SIDRAP – Sebanyak tiga kelompok mahasiswa Pendidikan Profesi Guru (PPG) bagi calon guru Universitas Muhammadiyah Sidenreng Rappang (UMS Rappang) mengikuti ujian Seminar Mata Kuliah Projek Kepemimpinan yang berlangsung di Lantai 3 Gedung Rektorat UMS Rappang, Rabu (29/7/2026).

Seminar ini menjadi bagian dari evaluasi akhir mata kuliah Projek Kepemimpinan, di mana setiap kelompok mempresentasikan rancangan program, inovasi, serta solusi yang dikembangkan untuk menjawab berbagai persoalan di lingkungan pendidikan dan masyarakat.

Tim penguji dalam kegiatan seminar yakni Saifullah, S.Pd., M.Pd., Kamal, S.Pd., M.Pd., Dr. Jumiati L., Dr. Yusmah, Dr. Muhammad Hanafi, M.Pd, Prof. Dr. Usman, M.Pd, Dr. Aswadi, Dr. M. Nurzin R. Kasau, S.Pd., M.Pd, Suleha, M.Pd dan Suhartini Khalik, M.Pd. Masing-masing kelompok memaparkan konsep, tujuan, tahapan pelaksanaan, hingga luaran yang diharapkan dari proyek yang telah dirancang.
Ketua Program Studi PPG UMS Rappang, Dr. M. Nurzin R. Kasau, S.Pd., M.Pd., menjelaskan bahwa seminar ini merupakan tahapan penting sebelum mahasiswa menyelesaikan implementasi proyek di lapangan.

“Seminar ini bertujuan menguji kelayakan rancangan proyek yang telah disusun mahasiswa sebelum dilaksanakan secara menyeluruh. Ada tiga kelompok yang kami uji, masing-masing membawa inovasi yang berbeda sesuai kebutuhan masyarakat dan sekolah mitra,” ujarnya.

Adapun tiga proyek yang dipresentasikan mahasiswa meliputi pemanfaatan sekam padi menjadi sabun cuci piring sebagai bentuk inovasi pengolahan limbah pertanian, pementasan drama sebagai media pembelajaran dan penguatan karakter peserta didik, serta program pembentukan kebiasaan penggunaan teknologi digital secara bijak bagi siswa.
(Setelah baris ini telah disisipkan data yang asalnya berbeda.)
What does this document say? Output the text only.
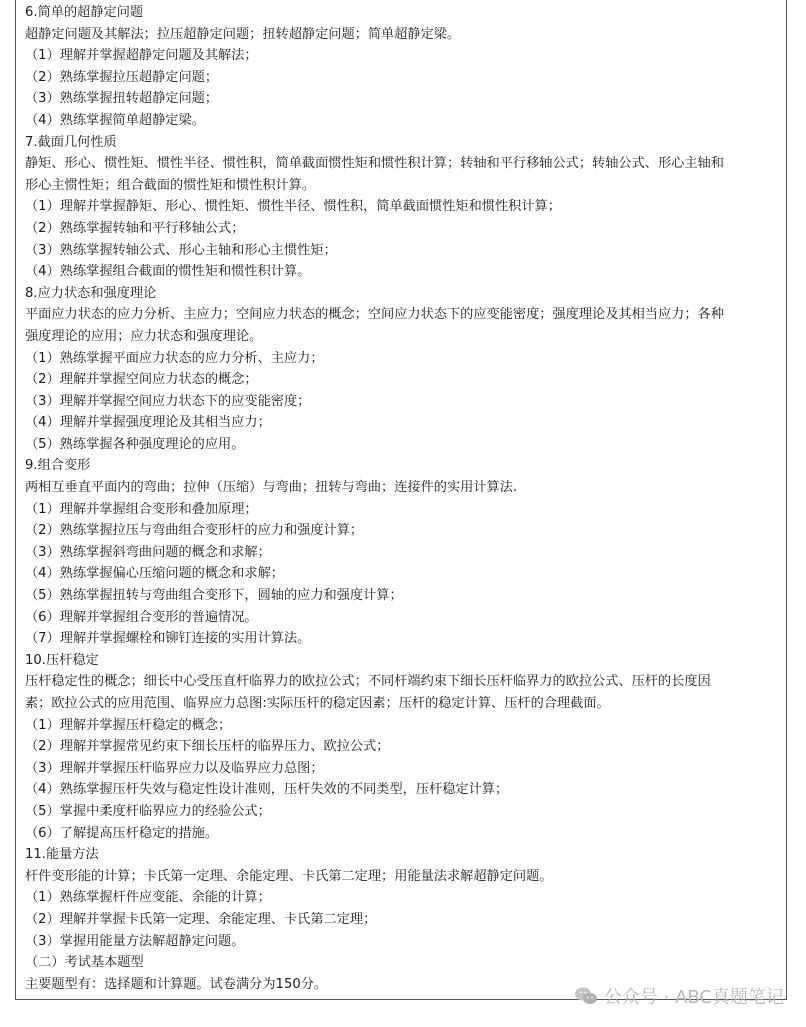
6.简单的超静定问题
超静定问题及其解法；拉压超静定问题；扭转超静定问题；简单超静定梁。
（1）理解并掌握超静定问题及其解法；
（2）熟练掌握拉压超静定问题；
（3）熟练掌握扭转超静定问题；
（4）熟练掌握简单超静定梁。
7.截面几何性质
静矩、形心、惯性矩、惯性半径、惯性积，简单截面惯性矩和惯性积计算；转轴和平行移轴公式；转轴公式、形心主轴和
形心主惯性矩；组合截面的惯性矩和惯性积计算。
（1）理解并掌握静矩、形心、惯性矩、惯性半径、惯性积，简单截面惯性矩和惯性积计算；
（2）熟练掌握转轴和平行移轴公式；
（3）熟练掌握转轴公式、形心主轴和形心主惯性矩；
（4）熟练掌握组合截面的惯性矩和惯性积计算。
8.应力状态和强度理论
平面应力状态的应力分析、主应力；空间应力状态的概念；空间应力状态下的应变能密度；强度理论及其相当应力；各种
强度理论的应用；应力状态和强度理论。
（1）熟练掌握平面应力状态的应力分析、主应力；
（2）理解并掌握空间应力状态的概念；
（3）理解并掌握空间应力状态下的应变能密度；
（4）理解并掌握强度理论及其相当应力；
（5）熟练掌握各种强度理论的应用。
9.组合变形
两相互垂直平面内的弯曲；拉伸（压缩）与弯曲；扭转与弯曲；连接件的实用计算法.
（1）理解并掌握组合变形和叠加原理；
（2）熟练掌握拉压与弯曲组合变形杆的应力和强度计算；
（3）熟练掌握斜弯曲问题的概念和求解；
（4）熟练掌握偏心压缩问题的概念和求解；
（5）熟练掌握扭转与弯曲组合变形下，圆轴的应力和强度计算；
（6）理解并掌握组合变形的普遍情况。
（7）理解并掌握螺栓和铆钉连接的实用计算法。
10.压杆稳定
压杆稳定性的概念；细长中心受压直杆临界力的欧拉公式；不同杆端约束下细长压杆临界力的欧拉公式、压杆的长度因
素；欧拉公式的应用范围、临界应力总图:实际压杆的稳定因素；压杆的稳定计算、压杆的合理截面。
（1）理解并掌握压杆稳定的概念；
（2）理解并掌握常见约束下细长压杆的临界压力、欧拉公式；
（3）理解并掌握压杆临界应力以及临界应力总图；
（4）熟练掌握压杆失效与稳定性设计准则，压杆失效的不同类型，压杆稳定计算；
（5）掌握中柔度杆临界应力的经验公式；
（6）了解提高压杆稳定的措施。
11.能量方法
杆件变形能的计算；卡氏第一定理、余能定理、卡氏第二定理；用能量法求解超静定问题。
（1）熟练掌握杆件应变能、余能的计算；
（2）理解并掌握卡氏第一定理、余能定理、卡氏第二定理；
（3）掌握用能量方法解超静定问题。
（二）考试基本题型
主要题型有：选择题和计算题。试卷满分为150分。
公众号 · ABC真题笔记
Menurut Nurzin, Mata Kuliah Projek Kepemimpinan dirancang untuk membentuk calon guru yang tidak hanya memiliki kompetensi pedagogik, tetapi juga mampu menjadi pemimpin pembelajaran yang adaptif, inovatif, dan mampu menghadirkan solusi terhadap berbagai persoalan di lingkungan pendidikan.

Melalui mata kuliah tersebut, mahasiswa didorong mengembangkan jiwa kepemimpinan, menerapkan pengetahuan dan keterampilan dalam situasi nyata, mengasah kemampuan sosial dan kolaboratif, serta mengimplementasikan nilai-nilai kepemimpinan Ki Hajar Dewantara, yakni Ing ngarsa sung tuladha, Ing madya mangun karsa, dan Tut wuri handayani.

Ia menjelaskan, pelaksanaan Projek Kepemimpinan terdiri atas lima tahapan utama. Tahap pertama adalah investigasi dan identifikasi masalah melalui observasi serta diskusi bersama dosen dan mitra. Selanjutnya mahasiswa menyusun perencanaan program dalam bentuk proposal yang memuat ide, strategi pelaksanaan, pembagian tugas, hingga kebutuhan sarana pendukung.

Tahap berikutnya adalah pelaksanaan aksi di lapangan melalui berbagai kegiatan, seperti sosialisasi, pendampingan, maupun pelatihan kepada masyarakat atau sekolah sasaran. Setelah itu mahasiswa melakukan refleksi untuk mengevaluasi proses dan capaian proyek yang telah dilaksanakan.

Sebagai tahapan akhir, mahasiswa akan mengikuti demonstrasi atau pameran karya yang menjadi bentuk pertanggungjawaban akademik sekaligus media untuk menampilkan hasil inovasi di hadapan dosen pengampu dan tim penguji.
Melalui seminar ini, Program Studi PPG UMS Rappang berharap setiap calon guru mampu menghadirkan inovasi yang berdampak nyata, memperkuat kepemimpinan pembelajaran, serta memberikan kontribusi positif bagi sekolah dan masyarakat.